O mundo árabe tem aproximadamente 420 milhões de habitantes e 17 milhões de km quadrados com todos os tipos de riqueza. Israel tem 8 milhões de habitantes e 20 mil km quadrados. Esses números demonstram que é impossível reverter a balança comercial com Israel, é matematicamente impossível ter lucro com Israel, pois ele é um nanico, um anão comercial.

O PIB do Irã, nos critérios do FMI, é quase US$ 2 trilhões ao passo que o PIB de Israel é US$ 300 bilhões. Onde é melhor buscar parcerias comerciais? Irã é um player no ponto de vista cientifico, tecnológico, energético, bem localizado geograficamente no mundo. Mas o Brasil fica perdendo tempo com um regime de apartheid, baseado na limpeza étnica e na ideologia da supremacia racial.

Ualid Rabah. Foto: Leandro Taques

A pandemia na Palestina

Na Palestina, até abril do ano passado, a pandemia teve efeito mínimos. Até 11 de abril de 2020 só havia um palestino morto pela Covid e já havia dezenas ou centenas em Israel. Israel começou a ter problemas com sua população extremista, os ultraortodoxos judeus extremistas, especialmente em Jerusálem e Hebron.
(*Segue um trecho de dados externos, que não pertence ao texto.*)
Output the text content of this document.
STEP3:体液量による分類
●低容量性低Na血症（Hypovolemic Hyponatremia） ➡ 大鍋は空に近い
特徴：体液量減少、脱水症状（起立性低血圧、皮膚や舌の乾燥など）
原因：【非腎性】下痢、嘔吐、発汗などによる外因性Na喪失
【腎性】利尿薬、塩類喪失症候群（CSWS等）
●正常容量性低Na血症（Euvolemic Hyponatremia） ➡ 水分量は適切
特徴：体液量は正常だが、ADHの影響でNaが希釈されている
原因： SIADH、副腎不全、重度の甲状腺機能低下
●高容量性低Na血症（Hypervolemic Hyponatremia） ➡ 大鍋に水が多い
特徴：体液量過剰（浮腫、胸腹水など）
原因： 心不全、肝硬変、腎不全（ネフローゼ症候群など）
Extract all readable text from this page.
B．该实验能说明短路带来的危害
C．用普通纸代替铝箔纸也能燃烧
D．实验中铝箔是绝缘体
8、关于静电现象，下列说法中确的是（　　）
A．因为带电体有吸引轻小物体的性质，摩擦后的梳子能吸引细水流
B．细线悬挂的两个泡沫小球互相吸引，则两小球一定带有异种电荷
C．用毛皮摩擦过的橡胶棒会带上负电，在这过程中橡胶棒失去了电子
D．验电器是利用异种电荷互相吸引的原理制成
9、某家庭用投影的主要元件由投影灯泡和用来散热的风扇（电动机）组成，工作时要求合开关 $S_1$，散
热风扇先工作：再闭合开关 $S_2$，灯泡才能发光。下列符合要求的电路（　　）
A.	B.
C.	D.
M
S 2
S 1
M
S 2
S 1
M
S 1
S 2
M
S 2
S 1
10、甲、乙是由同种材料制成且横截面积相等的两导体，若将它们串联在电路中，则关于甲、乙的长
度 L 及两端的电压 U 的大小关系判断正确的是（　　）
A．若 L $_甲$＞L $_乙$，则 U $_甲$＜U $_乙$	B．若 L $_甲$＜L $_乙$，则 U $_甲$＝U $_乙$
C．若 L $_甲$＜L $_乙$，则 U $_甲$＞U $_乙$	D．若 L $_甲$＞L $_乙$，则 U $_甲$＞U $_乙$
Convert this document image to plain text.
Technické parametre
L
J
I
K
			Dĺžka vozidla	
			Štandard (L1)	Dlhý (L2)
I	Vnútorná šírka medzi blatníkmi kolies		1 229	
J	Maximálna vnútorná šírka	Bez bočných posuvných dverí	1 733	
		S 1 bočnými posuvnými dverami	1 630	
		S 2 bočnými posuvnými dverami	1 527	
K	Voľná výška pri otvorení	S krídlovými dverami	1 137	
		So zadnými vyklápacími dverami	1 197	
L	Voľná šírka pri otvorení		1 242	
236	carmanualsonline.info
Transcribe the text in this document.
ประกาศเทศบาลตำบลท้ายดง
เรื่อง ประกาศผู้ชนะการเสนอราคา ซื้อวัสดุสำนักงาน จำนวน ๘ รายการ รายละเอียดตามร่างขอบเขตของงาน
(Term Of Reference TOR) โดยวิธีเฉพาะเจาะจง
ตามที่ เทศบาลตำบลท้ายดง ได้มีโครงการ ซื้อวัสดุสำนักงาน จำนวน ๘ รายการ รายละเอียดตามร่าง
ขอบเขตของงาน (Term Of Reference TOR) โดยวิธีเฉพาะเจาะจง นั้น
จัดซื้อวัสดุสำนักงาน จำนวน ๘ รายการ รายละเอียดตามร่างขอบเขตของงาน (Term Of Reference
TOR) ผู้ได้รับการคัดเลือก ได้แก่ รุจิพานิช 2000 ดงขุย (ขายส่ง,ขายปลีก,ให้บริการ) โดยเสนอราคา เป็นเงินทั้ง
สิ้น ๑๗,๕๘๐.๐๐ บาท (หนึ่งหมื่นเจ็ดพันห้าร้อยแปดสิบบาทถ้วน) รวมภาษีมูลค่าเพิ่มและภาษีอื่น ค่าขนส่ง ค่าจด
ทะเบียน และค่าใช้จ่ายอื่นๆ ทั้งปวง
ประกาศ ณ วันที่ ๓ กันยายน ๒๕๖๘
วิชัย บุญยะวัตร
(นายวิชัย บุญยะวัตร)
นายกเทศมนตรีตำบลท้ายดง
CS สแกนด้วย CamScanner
Esses extremistas, negacionistas da pandemia, se negavam a usar máscaras e adotar o distanciamento e que ainda por cima cuspiam em palestinos. E foram esses negacionistas que começaram a espalhar a pandemia em Israel e também entre palestinos.

O segundo ponto que destaco foi o impedimento ações de grupos de saúde palestinos quando as primeiras vacinas doadas, especialmente pela Rússia, chegaram na Palestina. Essas doses, cerca de 2 mil, seriam para os profissionais da linha de frente na Faixa de Gaza. Israel, num primeiro momento, impediu a entrada dessas vacinas e as segurou na alfândega e depois dificultou sua entrada no lado palestino.

Sob as regras internacionais e a Convenção de Genebra, a “potência ocupante e colonial”, no caso Israel, é obrigada a garantir serviços básicos, especialmente sanitários, à população ocupada. Portanto Israel, por lei, por ocupar ilegalmente o território palestino e controlá-lo, está obrigado a prover a vacinação ao povo palestino. E não o fez sob alegação que não tinha vacina suficiente, entretanto doou vacinas para Honduras, Guatemala, República Tcheca e Hungria. Em troca destes países reconhecerem Jerusálem como capital unicamente de Israel e transferirem suas embaixadas para lá. Ou seja, Israel usou da pandemia, da morte palestina, da negativa de vacinação, para fazer chantagem para benefício de seu projeto colonial.

Quando Israel se imuniza, às pressas, de imediato inicia um processo de violência poucas vezes visto contra os palestinos. Podemos dizer que se imunizaram para continuar o genocídio na Palestina.

Ualid Rabah. Foto: Leandro Taques

Projeto degenerado

Ou acabamos com o regime de apartheid de Israel ou acabamos com o direito internacional e os direitos humanos. Eles não podem coexistir. Então nós pedimos ao povo brasileiro, às lideranças, às organizações sociais, que se coloquem no lugar do povo palestino e reflitam se é lógico banhar as mãos do cidadão brasileiro, do contribuinte e do povo brasileiro, no financiamento de um regime de apartheid, um experimento social genocida.

Para além de defender a luta palestina, cabe a FEPAL defender a democracia no Brasil para que ela não seja contaminada por esse discurso de ódio. Temos que defender que esse país seja laico, que todas as fés religiosas possam se manifestar e coexistir e que se impeça que no Brasil se normalize um totalitarismo com cara de democracia.

Diante dos cadáveres a vista não dá pra dizer que alguém está alheio ou neutro do que está acontecendo. O sionismo é um projeto degenerado. Só pessoas moralmente degeneradas para defender esse projeto de Israel.